Problem Solving

If the probability is 0.54 that stock A will increase in value and the probability is 0.68 that stock B will increase in value, what is the great possible probability that neither of these two event will occur ?
a) 0.22
b) 0.32
c) 0.37
d) 0.46
e) 0.63

Any idea ? thanks

If the probability is 0.54 that stock A will increase in value during the next month and the probability is 0.68 that stock B will increase in value during the next month, what is the greatest possible value for the probability that neither of these 2 events will occur?
A) 0.22
B) 0.32
C) 0.37
D) 0.46
E) 0.63

We want to make it AS HARD AS POSSIBLE for A and/or B to occur.
Strategy:
Make one of the probabilities DEPENDENT on the other.
In other words, make it so that one of the events can't happen UNLESS the other event happens.

Let's rephrase the problem so that one of the probabilities is more clearly dependent on the other.
Since the non-dependent event does NOT require the other event -- making it EASIER for the non-dependent event to happen -- the non-dependent event must have the GREATER of the two probabilities.

Let B = John buys a lottery ticket.
P(B) = 0.68.
Let A = John wins the lottery.
P(A) = 0.54.
Here, the probability of A is clearly dependent on the probability of B: John can win the lottery only if he first buys a ticket.
Question rephrased:

If the probability that John wins the lottery is 0.54, and the probability that John buys a lottery ticket is 0.68, what is the greatest possible value for the probability that neither of these two events will occur?

A. 0.22
B. 0.32
C. 0.37
D. 0.46
E. 0.63

If John DOESN'T buy a lottery ticket, then NEITHER event (buying a ticket, winning the lottery) occurs.
P(John doesn't buy a lottery ticket) = 1 - 0.68 = 0.32.

The correct answer is B.

Thanks but if we follow your strategy, in this case why not: 1-0.54 ? which is gretaer tha 1-0.64 ??

If the probability is 0.54 that stock A will increase in value and the probability is 0.68 that stock B will increase in value, what is the great possible probability that neither of these two event will occur ?
a) 0.22
b) 0.32
c) 0.37
d) 0.46
e) 0.63

I like to use the matrix on this one. The sum of P(A) and P(Not A) will always be 1, so we our initial set-up will look like this:



If we want to maximize the intersection of P(A not increase) and P(B not increase) we're limited by the .32, which represents P(B not increase.)
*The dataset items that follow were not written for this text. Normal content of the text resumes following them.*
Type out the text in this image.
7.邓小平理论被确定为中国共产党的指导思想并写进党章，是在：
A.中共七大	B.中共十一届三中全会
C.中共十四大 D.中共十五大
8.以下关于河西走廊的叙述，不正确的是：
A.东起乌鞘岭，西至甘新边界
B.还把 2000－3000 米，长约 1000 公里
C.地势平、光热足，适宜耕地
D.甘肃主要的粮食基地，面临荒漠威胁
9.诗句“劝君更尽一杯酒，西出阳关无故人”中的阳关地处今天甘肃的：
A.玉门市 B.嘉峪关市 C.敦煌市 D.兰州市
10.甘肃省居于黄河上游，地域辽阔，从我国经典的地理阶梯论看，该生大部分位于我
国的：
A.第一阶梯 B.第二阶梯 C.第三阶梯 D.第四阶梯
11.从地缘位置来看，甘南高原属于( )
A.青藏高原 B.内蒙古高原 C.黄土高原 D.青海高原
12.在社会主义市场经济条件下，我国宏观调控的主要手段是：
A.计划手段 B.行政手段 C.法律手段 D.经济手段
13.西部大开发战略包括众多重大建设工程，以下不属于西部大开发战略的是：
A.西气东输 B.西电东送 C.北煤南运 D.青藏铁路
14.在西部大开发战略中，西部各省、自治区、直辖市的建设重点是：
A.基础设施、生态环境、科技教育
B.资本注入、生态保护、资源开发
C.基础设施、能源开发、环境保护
yass20015 wrote:Thanks but if we follow your strategy, in this case why not: 1-0.54 ? which is gretaer tha 1-0.64 ??

We need to determine the greatest possible value for the probability that John neither buys a ticket nor wins the lottery.

1 - 0.54 = the probability John does not win the lottery.
But this value does not include the probability that John does not buy a ticket, since it is possible that John buys a ticket before he loses.

1 - 0.68 = the probability does not buy a ticket.
This value includes BOTH probabilities -- the probability that John does not buy a ticket AND the probability that he does not win the lottery -- since not buying a ticket makes it impossible for John to win the lottery.
Thus:
The greatest possible value for the probability that neither buys a ticket nor wins the lottery = 1 - 0.68 = 0.32.

yass20015 wrote:Thanks but if we follow your strategy, in this case why not: 1-0.54 ? which is gretaer tha 1-0.64 ??

This is a good idea, but if you make the probability of B dependent on the probability of A, you'll be in trouble: A is LESS LIKELY than B! So if A forces B to happen, the probability of A must be ≥ the probability of B, since A always would give you B.

An example, since this is pretty abstract: suppose that the probability of me getting a dog this year is .68, and the probability of me naming that dog Yuri is .54. I can't name the dog Yuri without getting him first, so the second probability is dependent on the first, and must be less than or equal to it. (In other words, the probability of getting a dog is .68, and is broken down further into two scenarios: the dog's not being named Yuri (probability = .14) and the dog's being named Yuri (probability = .54).)